IN THE 2009 FILM PRECIOUS, the main character, Claireece “Precious” Jones, a Black teenager with obesity who lives with her abusive mother in New York’s Harlem neighborhood, starts her day by primping in front of a mirror. Instead of seeing a reflection of herself, though, she envisions a thin, blonde white girl—society’s stereotypical ideal of teen beauty. Hungry, Claireece asks her mother for money to buy food but gets turned down. So she goes to a nearby diner, orders a 10-piece bucket of fried chicken, flees without paying, devours the chicken as she runs through city streets, and vomits into a wastebasket after she arrives at her social worker’s office.

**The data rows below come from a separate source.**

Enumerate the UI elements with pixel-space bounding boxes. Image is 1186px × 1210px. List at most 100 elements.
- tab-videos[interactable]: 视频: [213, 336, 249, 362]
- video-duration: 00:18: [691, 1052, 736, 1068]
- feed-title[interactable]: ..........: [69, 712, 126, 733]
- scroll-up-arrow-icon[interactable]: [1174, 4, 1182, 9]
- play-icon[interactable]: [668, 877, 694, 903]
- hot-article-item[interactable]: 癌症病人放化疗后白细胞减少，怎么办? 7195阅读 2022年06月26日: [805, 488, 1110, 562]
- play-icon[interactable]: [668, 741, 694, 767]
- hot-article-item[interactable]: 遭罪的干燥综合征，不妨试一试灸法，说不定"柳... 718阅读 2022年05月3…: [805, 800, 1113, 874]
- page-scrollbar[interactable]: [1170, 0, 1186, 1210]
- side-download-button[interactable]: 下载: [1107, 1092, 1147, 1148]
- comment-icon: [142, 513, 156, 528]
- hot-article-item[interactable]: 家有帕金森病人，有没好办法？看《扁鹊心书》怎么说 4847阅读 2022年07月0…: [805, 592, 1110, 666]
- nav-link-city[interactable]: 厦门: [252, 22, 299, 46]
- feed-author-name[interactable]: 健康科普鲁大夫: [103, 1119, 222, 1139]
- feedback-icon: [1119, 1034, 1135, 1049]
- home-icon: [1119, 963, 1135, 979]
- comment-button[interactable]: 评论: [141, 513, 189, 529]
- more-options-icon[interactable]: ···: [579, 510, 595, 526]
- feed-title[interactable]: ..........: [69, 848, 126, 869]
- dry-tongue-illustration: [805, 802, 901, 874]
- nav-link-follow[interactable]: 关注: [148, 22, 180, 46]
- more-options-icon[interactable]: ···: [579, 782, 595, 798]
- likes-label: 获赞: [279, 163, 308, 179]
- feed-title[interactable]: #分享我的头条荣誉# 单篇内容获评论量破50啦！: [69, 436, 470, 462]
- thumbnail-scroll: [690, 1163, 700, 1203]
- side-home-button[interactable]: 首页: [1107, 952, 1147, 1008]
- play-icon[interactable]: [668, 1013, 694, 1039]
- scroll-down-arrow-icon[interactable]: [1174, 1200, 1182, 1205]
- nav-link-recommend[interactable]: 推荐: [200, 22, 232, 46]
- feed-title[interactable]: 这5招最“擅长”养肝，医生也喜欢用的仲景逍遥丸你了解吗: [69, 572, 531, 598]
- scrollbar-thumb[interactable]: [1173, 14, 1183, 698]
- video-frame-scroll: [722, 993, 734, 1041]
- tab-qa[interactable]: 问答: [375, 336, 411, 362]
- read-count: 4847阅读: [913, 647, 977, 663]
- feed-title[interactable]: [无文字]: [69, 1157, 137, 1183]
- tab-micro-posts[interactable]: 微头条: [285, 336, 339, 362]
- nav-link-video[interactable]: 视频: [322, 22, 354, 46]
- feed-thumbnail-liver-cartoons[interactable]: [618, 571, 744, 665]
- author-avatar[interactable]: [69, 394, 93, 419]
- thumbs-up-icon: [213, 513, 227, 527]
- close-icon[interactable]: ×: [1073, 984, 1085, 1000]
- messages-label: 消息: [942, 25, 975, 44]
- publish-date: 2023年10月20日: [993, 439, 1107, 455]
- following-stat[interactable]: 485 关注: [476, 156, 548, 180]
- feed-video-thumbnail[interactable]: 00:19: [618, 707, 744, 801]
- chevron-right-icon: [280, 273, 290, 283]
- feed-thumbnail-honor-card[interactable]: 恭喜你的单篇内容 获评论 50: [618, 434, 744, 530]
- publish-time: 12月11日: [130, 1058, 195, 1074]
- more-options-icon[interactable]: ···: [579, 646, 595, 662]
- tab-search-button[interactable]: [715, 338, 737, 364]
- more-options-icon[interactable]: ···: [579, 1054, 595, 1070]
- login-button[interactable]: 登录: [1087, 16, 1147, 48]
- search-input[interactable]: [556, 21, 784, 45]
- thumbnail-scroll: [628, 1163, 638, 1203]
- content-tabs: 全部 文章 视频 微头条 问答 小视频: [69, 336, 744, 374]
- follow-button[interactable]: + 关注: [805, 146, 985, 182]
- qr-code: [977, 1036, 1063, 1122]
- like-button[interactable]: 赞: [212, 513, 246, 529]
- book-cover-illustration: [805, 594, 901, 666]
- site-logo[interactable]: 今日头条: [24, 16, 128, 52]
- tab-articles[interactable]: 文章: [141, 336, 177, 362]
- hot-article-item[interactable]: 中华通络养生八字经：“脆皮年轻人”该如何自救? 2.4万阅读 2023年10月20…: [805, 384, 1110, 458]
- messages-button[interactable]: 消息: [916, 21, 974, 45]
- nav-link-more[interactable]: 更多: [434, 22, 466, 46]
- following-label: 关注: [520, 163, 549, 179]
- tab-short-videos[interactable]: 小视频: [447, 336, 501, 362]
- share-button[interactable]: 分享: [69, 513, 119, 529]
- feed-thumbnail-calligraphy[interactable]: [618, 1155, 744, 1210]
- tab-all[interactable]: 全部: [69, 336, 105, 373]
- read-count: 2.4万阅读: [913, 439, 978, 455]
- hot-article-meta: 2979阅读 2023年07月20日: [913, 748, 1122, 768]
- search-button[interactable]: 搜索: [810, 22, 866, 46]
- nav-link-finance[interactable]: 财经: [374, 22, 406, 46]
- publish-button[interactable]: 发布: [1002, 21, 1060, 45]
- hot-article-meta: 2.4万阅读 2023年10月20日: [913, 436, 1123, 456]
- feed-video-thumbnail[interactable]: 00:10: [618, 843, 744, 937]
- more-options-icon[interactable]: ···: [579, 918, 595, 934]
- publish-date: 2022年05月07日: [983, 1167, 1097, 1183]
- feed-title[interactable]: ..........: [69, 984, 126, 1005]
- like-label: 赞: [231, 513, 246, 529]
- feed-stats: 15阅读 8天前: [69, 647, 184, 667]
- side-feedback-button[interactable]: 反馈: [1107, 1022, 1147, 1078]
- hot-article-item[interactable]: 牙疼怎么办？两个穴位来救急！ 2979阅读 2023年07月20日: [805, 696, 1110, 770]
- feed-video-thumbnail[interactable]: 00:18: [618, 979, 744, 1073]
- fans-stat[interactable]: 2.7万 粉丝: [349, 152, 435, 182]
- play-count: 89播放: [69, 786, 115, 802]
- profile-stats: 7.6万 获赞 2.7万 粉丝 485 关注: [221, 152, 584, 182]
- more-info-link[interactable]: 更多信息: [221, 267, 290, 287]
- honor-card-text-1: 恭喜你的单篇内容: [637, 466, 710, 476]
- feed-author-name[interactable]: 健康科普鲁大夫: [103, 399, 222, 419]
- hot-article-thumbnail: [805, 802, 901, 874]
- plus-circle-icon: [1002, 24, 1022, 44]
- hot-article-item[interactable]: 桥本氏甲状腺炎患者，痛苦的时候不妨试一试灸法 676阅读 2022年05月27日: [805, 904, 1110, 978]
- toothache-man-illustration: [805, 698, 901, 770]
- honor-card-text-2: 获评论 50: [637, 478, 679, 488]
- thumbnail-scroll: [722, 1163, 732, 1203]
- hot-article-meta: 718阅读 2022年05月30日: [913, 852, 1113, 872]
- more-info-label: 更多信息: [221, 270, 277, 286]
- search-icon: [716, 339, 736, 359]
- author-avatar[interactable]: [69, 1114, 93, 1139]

This episode dramatically illustrates the harm that social stigma does to people with overweight conditions. Obesity experts at Yale School of Medicine say that until society and the medical profession figure out how to deal effectively with weight bias and stigma, it will be difficult to halt the growth of the obesity epidemic. “Stigma is pervasive and creates a vicious cycle,” says Janet Lydecker, PhD, assistant professor of psychiatry. “It leads to stress, which leads to binge eating, to weight gain, to poor treatment from others, and to more stigma. It just keeps growing.”
In addition, obesity and weight stigma are often associated with mental health issues—not just eating disorders such as binge eating and bulimia nervosa, but also anxiety and depression. According to one study, over half of the people who experienced weight stigma also had at least one psychiatric disorder.
At the core of weight stigma is the widely held yet false belief that people with overweight conditions have only themselves to blame: They are heavy because they lack the self-control to avoid becoming overweight and the willpower to lose weight. Some people with overweight conditions also blame themselves—a phenomenon called weight-bias internalization, which further diminishes their self-esteem and often leads to overeating.
Obesity is a frequently stigmatized chronic medical condition in part because the problem is immediately visible—which makes people who suffer from it particularly vulnerable to discrimination and derisive comments.